May your blood so painfully shed be the caustic cleaning agent that purifies our water bodies from the pollution of heavy metals and restores our degraded forests from the evil of illegal small-scale mining, otherwise known as “galamsey.”

Omane Boamah and I, besides being trusted and able lieutenants as Cabinet Ministers of His Excellency the President, John Dramani Mahama, share in common a number of notable roles since our respective student days.

In that sense and in reality, he was a younger brother to me, and a dear one at that. I am in great pain.

As I was from 1996 to 1997 in a memorable and epoch-making tenure, Edward was also President of the National Union of Ghana Students during his student days at the University of Ghana Medical School.

His efficiency and political acumen were honed from those times as he combined the demands of medical education with student politics, also serving as the Coordinating Secretary of the Federation of Ghana Medical Students Association.

Again, Omane received my handing-over notes in 2013 as he succeeded me as Minister of Communications during President Mahama’s first presidency.

At a time when that portfolio was combined with that of Information, he concurrently and ably served as the Spokesman for His Excellency the President.

Previously, he had served in Deputy Ministerial capacities for Environment, Science and Technology and also for Youth and Sports during the tenure of our late and beloved President John Evans Atta Mills.

At a time when youth were not being credited with much experience and capacity, Omane Boamah was part of the corpus of young and vibrant political activists whom President Mills purposefully sought to challenge with ministerial portfolios.

And by the grace of God and by virtue of our preparation and the support of Ghanaians high and low, we delivered and lived up to the high expectation of us.

Indeed, I was particularly tasked by the Venerable Ato Awhoi to recruit some of such student activists from NUGS to be appointed Ministers and Omane Boamah turned out to be one such vibrant and promising young politician.

Indeed, Omane Boamah has been described as the midwife who helped deliver NDC’s resounding 2024 electoral victory in his capacity as the party’s untiring Director of Elections and IT.

His brilliance and ability to quickly find solutions to problems and as a strategist inspired President John Mahama to entrust him with the high office of Defence Minister.

It is regrettable that you have been so cruelly snatched away from us just seven months into the victory you worked so hard to achieve, and while our arduous duty to reset Ghana has just begun.

Like a gallant warrior, you went on an important mission to help save our nation from the canker of “galamsey”.

As Defence Minister, you led the charge in a military helicopter to help battle Ghana’s current existential threat of illegal small-scale mining. You showed leadership.

But alas, and heart-wrenchingly so, it was a mission of no return. But as the blood of the martyrs is the seed of the Church—as your beloved Pope John’s Senior High School and Minor Seminary would have taught you—your work and the ultimate price you paid will never be forgotten.

I have lost a brother and a friend. Only you could calm me because you understood my irrepressible and optimistic temperament. You would tell them, “Leave Haruna to me.”

As we commit the mortal remains of my friend, brother, and colleague into the bosom of Mother Earth, I hark to the words of the immortal lines the Armed Forces call forth to bid farewell to their fallen heroes—the Binyon Verses: Omane, “[You] shall not grow old, as we that are left grow old.

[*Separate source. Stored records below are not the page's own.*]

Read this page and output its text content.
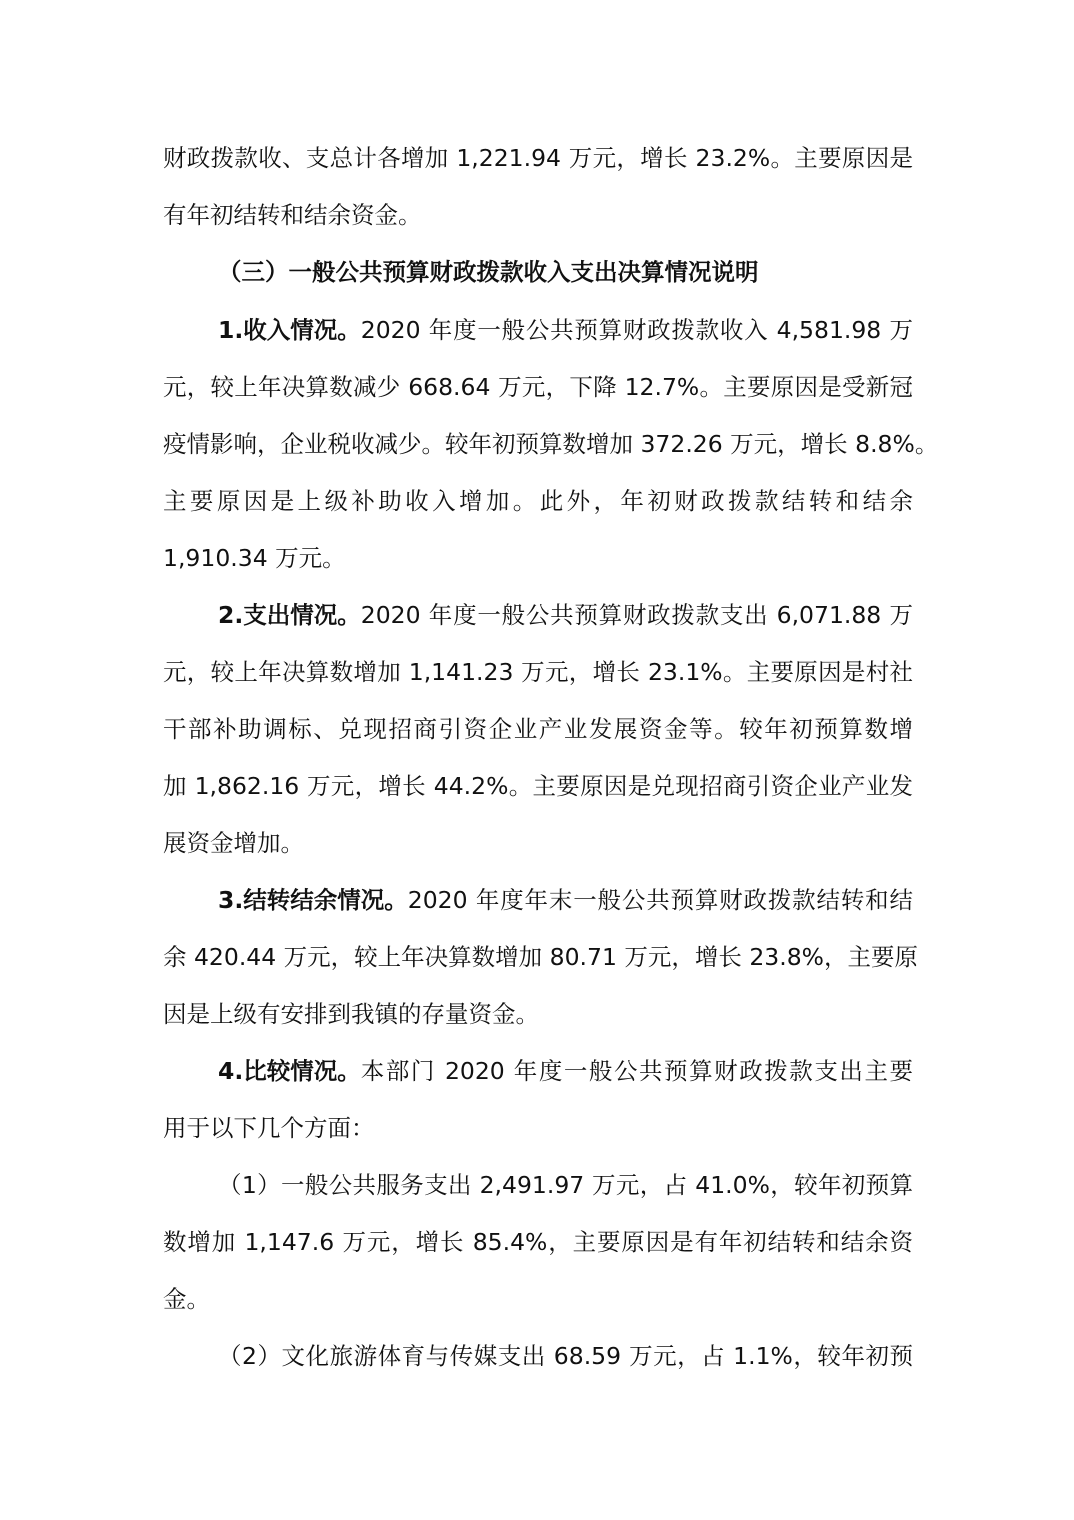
财政拨款收、支总计各增加 1,221.94 万元，增长 23.2%。主要原因是
有年初结转和结余资金。
（三）一般公共预算财政拨款收入支出决算情况说明
1.收入情况。 2020 年度一般公共预算财政拨款收入 4,581.98 万
元，较上年决算数减少 668.64 万元，下降 12.7%。主要原因是受新冠
疫情影响，企业税收减少。较年初预算数增加 372.26 万元，增长 8.8%。
主要原因是上级补助收入增加。此外，年初财政拨款结转和结余
1,910.34 万元。
2.支出情况。 2020 年度一般公共预算财政拨款支出 6,071.88 万
元，较上年决算数增加 1,141.23 万元，增长 23.1%。主要原因是村社
干部补助调标、兑现招商引资企业产业发展资金等。较年初预算数增
加 1,862.16 万元，增长 44.2%。主要原因是兑现招商引资企业产业发
展资金增加。
3.结转结余情况。 2020 年度年末一般公共预算财政拨款结转和结
余 420.44 万元，较上年决算数增加 80.71 万元，增长 23.8%，主要原
因是上级有安排到我镇的存量资金。
4.比较情况。 本部门 2020 年度一般公共预算财政拨款支出主要
用于以下几个方面：
（1）一般公共服务支出 2,491.97 万元，占 41.0%，较年初预算
数增加 1,147.6 万元，增长 85.4%，主要原因是有年初结转和结余资
金。
（2）文化旅游体育与传媒支出 68.59 万元，占 1.1%，较年初预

Age shall not weary [you], nor the years condemn. At the going down of the sun and in the morning we will remember [you].

Rest in perfect peace, Dr. Omane Boamah. The memory of you was to work for Mahama to succeed.

Yes, indeed, and you began to succeed in that resolve with our electoral victory.
Fare thee well. My brother and friend, Dr. Edward Omane Boamah—Minister for Defence of the Republic of Ghana: January 20, 2025, to August 6, 2025.